No. Vomiting should not be induced if caustic substances, such as ammonia, chlorine bleach, lye, toilet cleaners, or battery acid, have been ingested. Regurgitating these substances can cause additional injury to the esophagus. To prevent aspiration, vomiting should also be avoided if petroleum distillates are ingested; these include gasoline, kerosene, paint thinners, and lighter fluid. Activated charcoal is given when emesis is contraindicated.
Why are alpha-receptor blockers (ARBs) and angiotensin-converting enzyme (ACE) inhibitors less effective in the African American population?
This racial group is susceptible to low-renin hypertension; therefore they do not respond well to beta-blockers and ACE inhibitors. The antihypertensive drugs that are effective for African Americans are the alpha1 blockers and calcium channel blockers (calcium blockers). African American clients do respond to diuretics as the initial monotherapy for controlling hypertension. White clients usually have high-renin hypertension and respond well to all antihypertensive agents.

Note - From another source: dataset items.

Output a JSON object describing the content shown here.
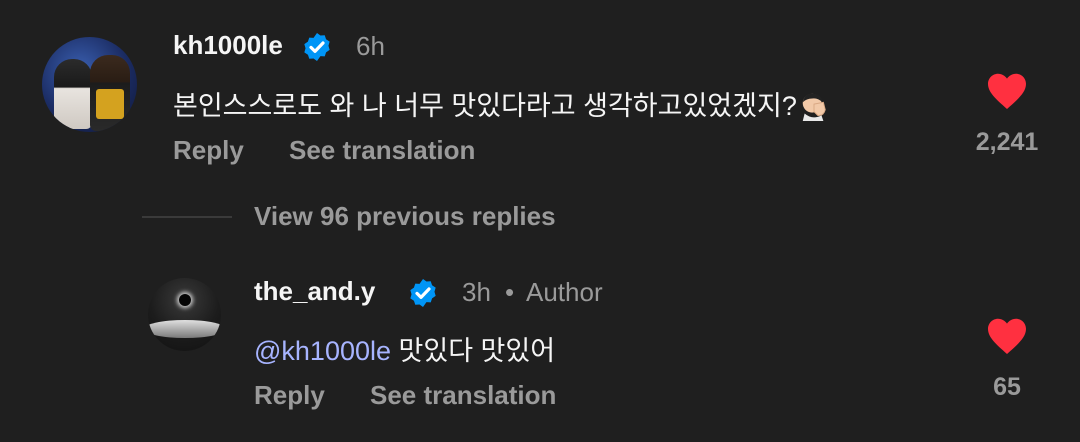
{
  "comment": {
    "username": "kh1000le",
    "time": "6h",
    "text": "본인스스로도 와 나 너무 맛있다라고 생각하고있었겠지?",
    "emoji": "face-palm-emoji",
    "reply_label": "Reply",
    "translate_label": "See translation",
    "likes": "2,241"
  },
  "view_previous": "View 96 previous replies",
  "reply": {
    "username": "the_and.y",
    "time": "3h",
    "separator": "•",
    "badge": "Author",
    "mention": "@kh1000le",
    "text": "맛있다 맛있어",
    "reply_label": "Reply",
    "translate_label": "See translation",
    "likes": "65"
  },
  "colors": {
    "background": "#1f1f1f",
    "heart": "#ff3040",
    "verified": "#0095f6",
    "mention": "#a7b4ff",
    "muted": "#9a9a9a"
  },
  "icons": [
    "verified-badge-icon",
    "heart-icon",
    "threads-at-icon"
  ]
}
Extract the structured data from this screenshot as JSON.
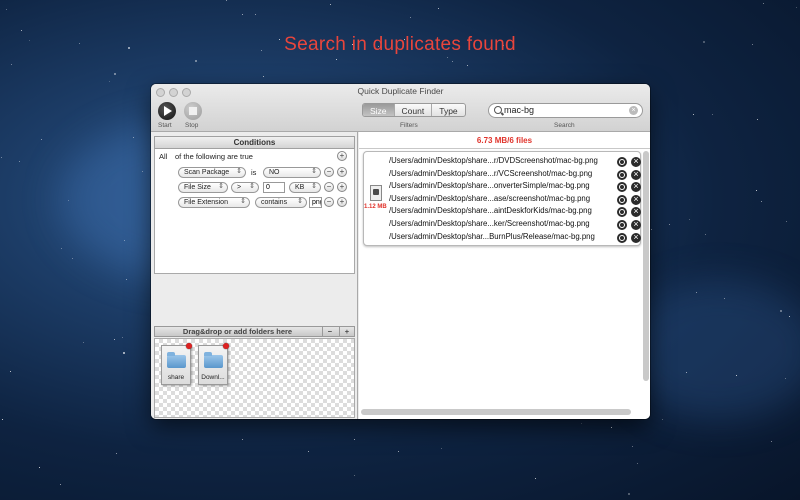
{
  "headline": "Search in duplicates found",
  "window": {
    "title": "Quick Duplicate Finder"
  },
  "toolbar": {
    "start_label": "Start",
    "stop_label": "Stop",
    "filters_label": "Filters",
    "search_label": "Search",
    "tabs": [
      {
        "label": "Size",
        "active": true
      },
      {
        "label": "Count",
        "active": false
      },
      {
        "label": "Type",
        "active": false
      }
    ],
    "search_value": "mac-bg"
  },
  "conditions": {
    "header": "Conditions",
    "all_label": "All",
    "all_suffix": "of the following are true",
    "rows": [
      {
        "field": "Scan Package",
        "operator": "is",
        "value": "NO"
      },
      {
        "field": "File Size",
        "operator": ">",
        "value": "0",
        "unit": "KB"
      },
      {
        "field": "File Extension",
        "operator": "contains",
        "value": "png"
      }
    ]
  },
  "drop_zone": {
    "header": "Drag&drop or add folders here",
    "minus": "−",
    "plus": "+",
    "folders": [
      "share",
      "Downl..."
    ]
  },
  "results": {
    "summary": "6.73 MB/6 files",
    "group_size": "1.12 MB",
    "files": [
      "/Users/admin/Desktop/share...r/DVDScreenshot/mac-bg.png",
      "/Users/admin/Desktop/share...r/VCScreenshot/mac-bg.png",
      "/Users/admin/Desktop/share...onverterSimple/mac-bg.png",
      "/Users/admin/Desktop/share...ase/screenshot/mac-bg.png",
      "/Users/admin/Desktop/share...aintDeskforKids/mac-bg.png",
      "/Users/admin/Desktop/share...ker/Screenshot/mac-bg.png",
      "/Users/admin/Desktop/shar...BurnPlus/Release/mac-bg.png"
    ]
  },
  "colors": {
    "accent_red": "#e0332b",
    "headline_red": "#e8453c"
  }
}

How do diuretics lower blood pressure?
Diuretics have an antihypertensive effect by promoting sodium and water loss by blocking sodium and chloride reabsorption. This causes a decrease in fluid volume and lowering of blood pressure. In addition, with fluid loss, edema (fluid retention in body tissues) should decrease. When sodium is retained, water is also retained in the body and the blood pressure increases.
Why is furosemide called a high-ceiling diuretic?

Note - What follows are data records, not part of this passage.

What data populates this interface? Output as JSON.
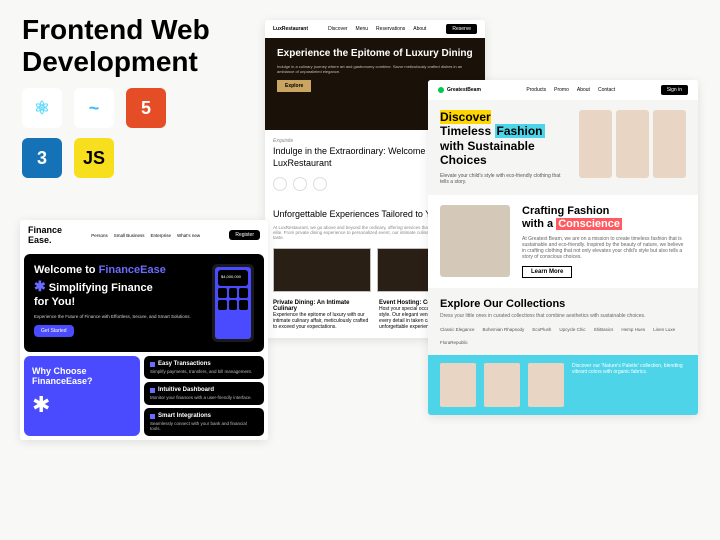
{
  "page_title_line1": "Frontend Web",
  "page_title_line2": "Development",
  "tech": {
    "react": "⚛",
    "tailwind": "~",
    "html": "5",
    "css": "3",
    "js": "JS"
  },
  "lux": {
    "brand": "LuxRestaurant",
    "nav": [
      "Discover",
      "Menu",
      "Reservations",
      "About"
    ],
    "cta": "Reserve",
    "hero_title": "Experience the Epitome of Luxury Dining",
    "hero_sub": "Indulge in a culinary journey where art and gastronomy combine. Savor meticulously crafted dishes in an ambiance of unparalleled elegance.",
    "hero_btn": "Explore",
    "tag": "Exquisite",
    "intro": "Indulge in the Extraordinary: Welcome to LuxRestaurant",
    "exp_title": "Unforgettable Experiences Tailored to Your Desires",
    "exp_sub": "At LuxRestaurant, we go above and beyond the ordinary, offering services that cater to the discerning elite. From private dining experience to personalized event, our intimate culinary is tailored to your taste.",
    "card1_t": "Private Dining: An Intimate Culinary",
    "card1_p": "Experience the epitome of luxury with our intimate culinary affair, meticulously crafted to exceed your expectations.",
    "card2_t": "Event Hosting: Celebrate in Style",
    "card2_p": "Host your special occasions in exquisite style. Our elegant venue sets the stage for every detail in taken care of an unforgettable experience."
  },
  "gb": {
    "brand": "GreatestBeam",
    "nav": [
      "Products",
      "Promo",
      "About",
      "Contact"
    ],
    "signin": "Sign in",
    "hero_discover": "Discover",
    "hero_l2a": "Timeless",
    "hero_l2b": "Fashion",
    "hero_l3": "with Sustainable",
    "hero_l4": "Choices",
    "hero_p": "Elevate your child's style with eco-friendly clothing that tells a story.",
    "craft_l1": "Crafting Fashion",
    "craft_l2a": "with a",
    "craft_l2b": "Conscience",
    "craft_p": "At Greatest Beam, we are on a mission to create timeless fashion that is sustainable and eco-friendly. Inspired by the beauty of nature, we believe in crafting clothing that not only elevates your child's style but also tells a story of conscious choices.",
    "learn": "Learn More",
    "coll_t": "Explore Our Collections",
    "coll_p": "Dress your little ones in curated collections that combine aesthetics with sustainable choices.",
    "cats": [
      "Classic Elegance",
      "Bohemian Rhapsody",
      "EcoPlush",
      "Upcycle Chic",
      "ShiBasics",
      "Hemp Hues",
      "Linen Luxe",
      "FloraRepublic"
    ],
    "banner_p": "Discover our 'Nature's Palette' collection, blending vibrant colors with organic fabrics."
  },
  "fe": {
    "brand1": "Finance",
    "brand2": "Ease.",
    "nav": [
      "Persons",
      "Small Business",
      "Enterprise",
      "What's new"
    ],
    "reg": "Register",
    "hero_l1": "Welcome to",
    "hero_l1b": "FinanceEase",
    "hero_l2": "Simplifying Finance",
    "hero_l3": "for You!",
    "hero_p": "Experience the Future of Finance with Effortless, Secure, and Smart Solutions.",
    "gs": "Get Started",
    "bal": "$4,000,000",
    "why": "Why Choose FinanceEase?",
    "f1_t": "Easy Transactions",
    "f1_p": "Simplify payments, transfers, and bill management.",
    "f2_t": "Intuitive Dashboard",
    "f2_p": "Monitor your finances with a user-friendly interface.",
    "f3_t": "Smart Integrations",
    "f3_p": "Seamlessly connect with your bank and financial tools."
  }
}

The loop, or high-ceiling, diuretics act on the thick ascending loop of Henle by inhibiting chloride transport of sodium into the circulation (inhibits passive reabsorption of sodium). The effects of loop diuretics are dose related (i.e., increasing the dose increases the effect and response of the drug). This response is called high-ceiling.
Why are inhaled steroids NOT recommended for acute asthmatic episodes?
Inhaled glucocorticoids are not helpful in treating a severe asthmatic attack, because it may take 1 to 4 weeks for an inhaled steroid to reach its full effect. When maintained on inhaled glucocorticoids, asthmatic clients demonstrate an improvement in symptoms and a decrease in asthma attacks.
Why is it important to advise the patient to limit the use of nasal decongestant sprays and drops?
Use of nasal decongestants longer than 5 days could result in rebound nasal congestion. Instead of the nasal membranes constricting, vasodilation occurs, causing increased stuffy nose and nasal congestion. The nurse should emphasize the importance of limiting the use of nasal sprays and drops.